# Buddy and Willie are on myspace and so is Miss Chloe



## harry (Jan 25, 2006)

my kitties are looking for friends on their myspace pages. their addy is

www.myspace.com/mrbuddypope
www.myspace.com/mrwilliepope
www.myspace.com/misschloepope


----------



## Silver deer (Dec 31, 2007)

lol, omg I didn't know there were so many cats on myspace!

Cute profiles


----------



## harry (Jan 25, 2006)

i know, i couldnt believe it either. i found groups of Grey Cats, Black ones, Siamese, orange ones. tons of them. i have pages for all of my cats!!!


----------



## Silver deer (Dec 31, 2007)

Wow, groups? That's cool! I might make a page for Milly... hehe


----------



## Andiecat46 (Jan 17, 2004)

ohhhh dear... does Andie need a page???? I think she does!!! hahahahah

I have a page... but never though to make one for Andie....
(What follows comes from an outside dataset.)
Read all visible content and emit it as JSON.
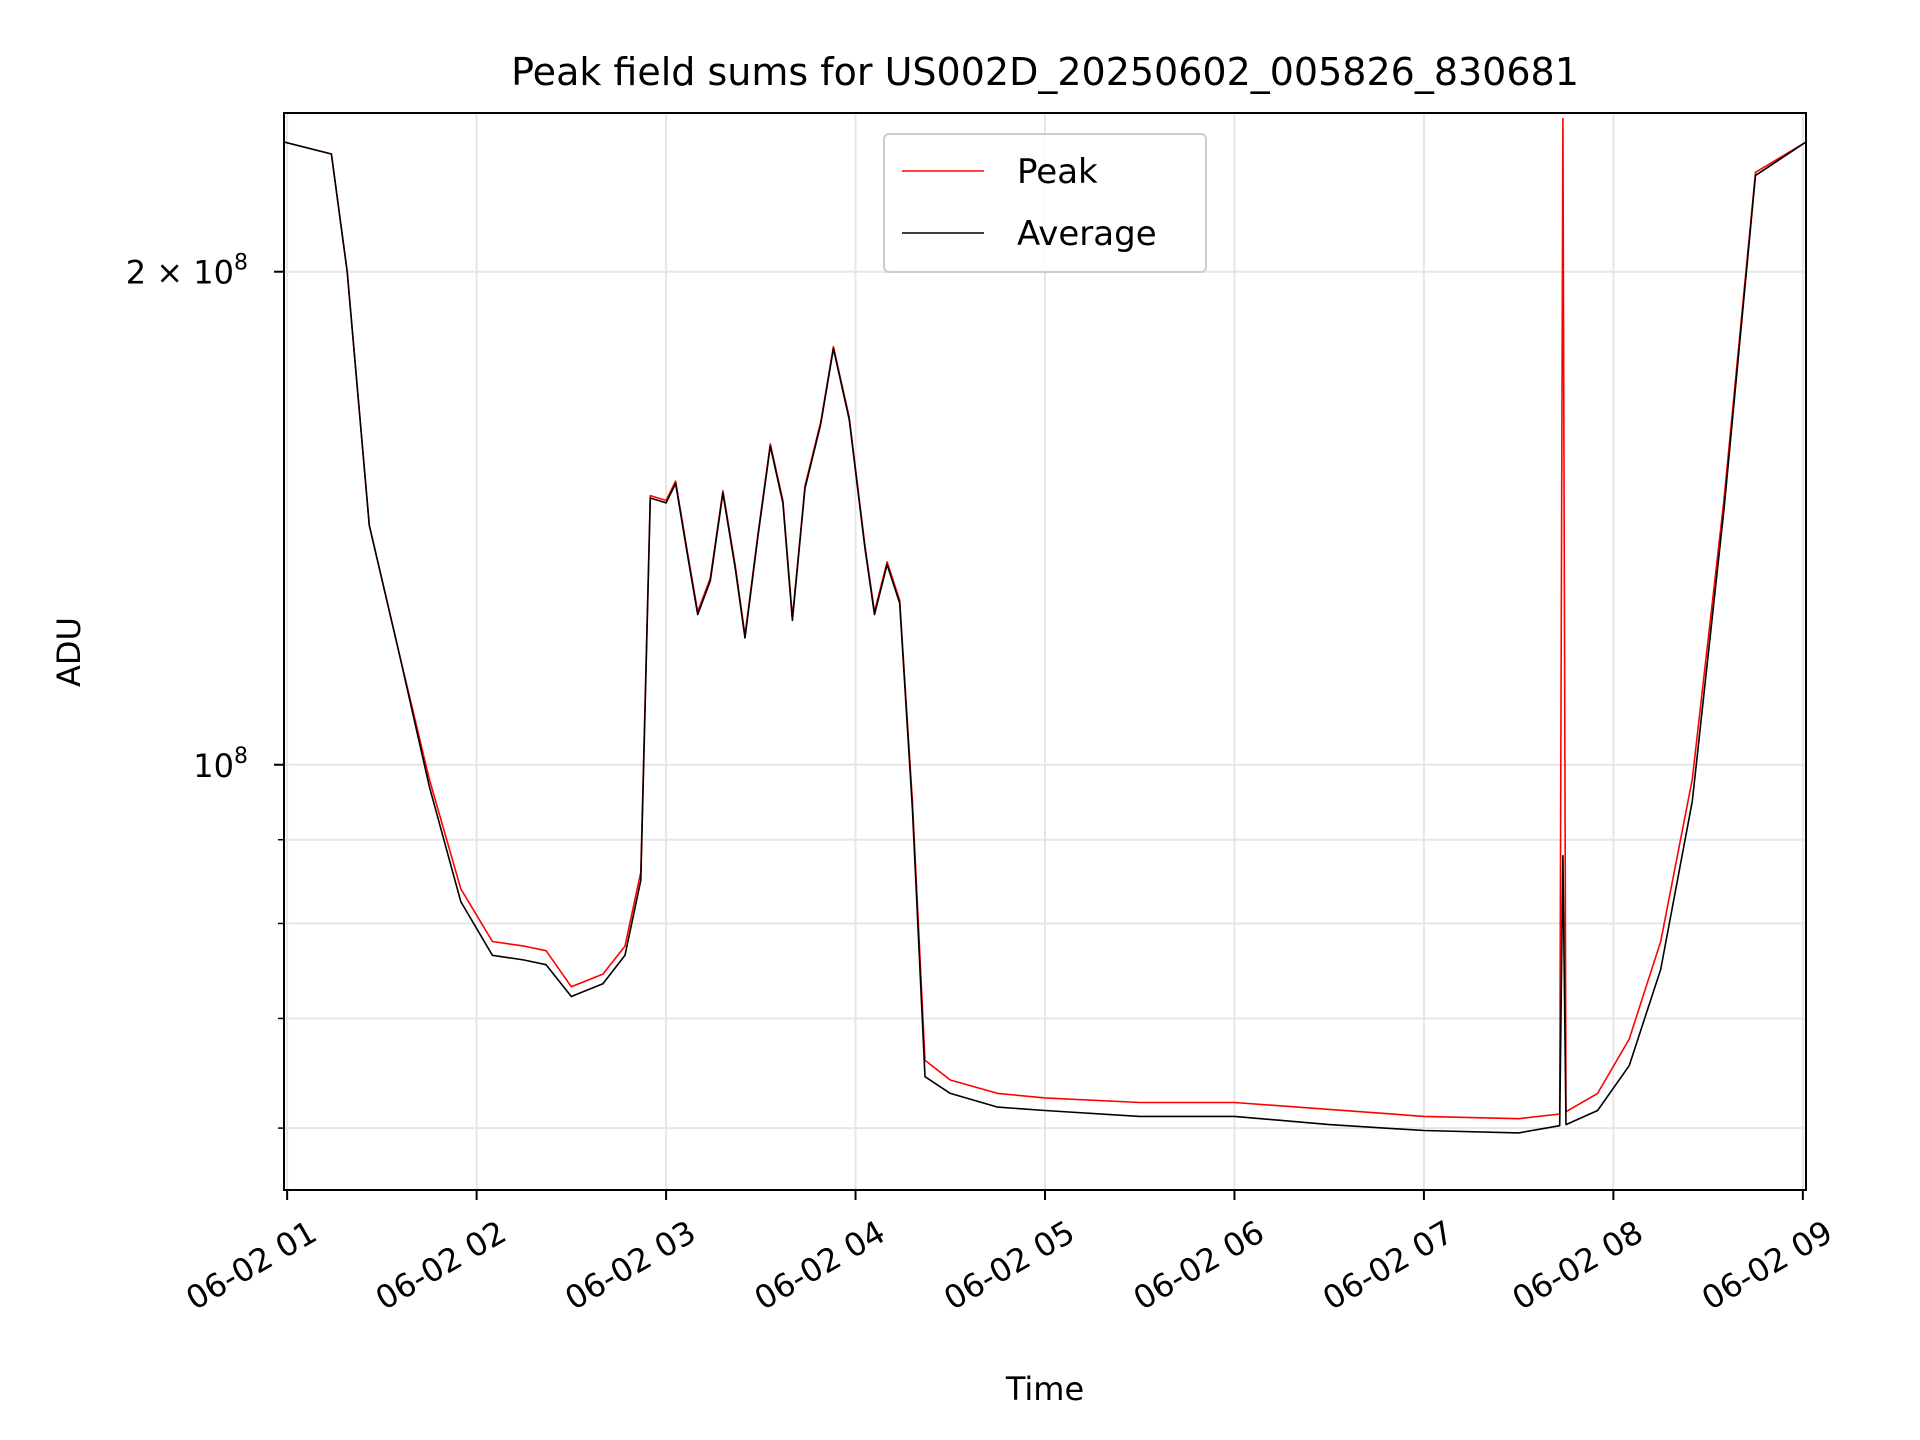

And by the way... YOUR HOUSE absolutely RULES!! That pool! Oh my gosh! Do you rent out your house, pool and cute cats for the summer? LOL


----------



## 709juggalette (Jan 28, 2008)

I am just starting one for Hatchet and Benji.I will post the link tommorrow!!


----------



## MaxZmom (Feb 21, 2007)

Yes there's lots of animals on myspace. I have myspaces for my cats but can't remember the passwords. i will have to figure them out.


----------



## harry (Jan 25, 2006)

AndieCat said:


> ohhhh dear... does Andie need a page???? I think she does!!! hahahahah
> 
> I have a page... but never though to make one for Andie....
> 
> And by the way... YOUR HOUSE absolutely RULES!! That pool! Oh my gosh! Do you rent out your house, pool and cute cats for the summer? LOL


No i do not rent it out but will sell it to you!!


----------



## 709juggalette (Jan 28, 2008)

http://myspace.com/sillykitties709


----------



## Hellyb (Feb 12, 2008)

http://myspace.com/felixxx08
http://myspace.com/pashaxx08
http://myspace.com/bacardixx08
http://myspace.com/adaxx08
http://myspace.com/sweepxx08


----------



## Silver deer (Dec 31, 2007)

Aww I tried to make a myspace profile for Milly but for some reason it says she's "not eligible" -- I can't work out why!


----------



## my5kitties (Sep 13, 2005)

Try converting your cat's age to human years.


----------



## 709juggalette (Jan 28, 2008)

my3kitties said:


> Try converting your cat's age to human years.


Thats what I had to do.


----------



## Silver deer (Dec 31, 2007)

Ahhh... it worked, but then they deleted my account. I give up


----------



## 709juggalette (Jan 28, 2008)

Silver deer said:


> Ahhh... it worked, but then they deleted my account. I give up


Did they give you a reason why they deleted your account?
I know people who had accounts deleted for small reasons or no reason at all.I been on myspace for yrs with accounts for my rats and everything and not once was deleted...I don't get it.


----------



## Silver deer (Dec 31, 2007)

I don't get it either! I'm not sure what happened, my Internet connection was playing up a bit when I was trying to register, maybe that had something to do with it. Oh well!


----------



## Megan1216 (Nov 28, 2004)

Sunshine has one, too!!!

http://myspace.com/sunshinedanielle2008 

I just set it as my age. Same with Zeus's profile. I'm going to make one for Buddy, too.


----------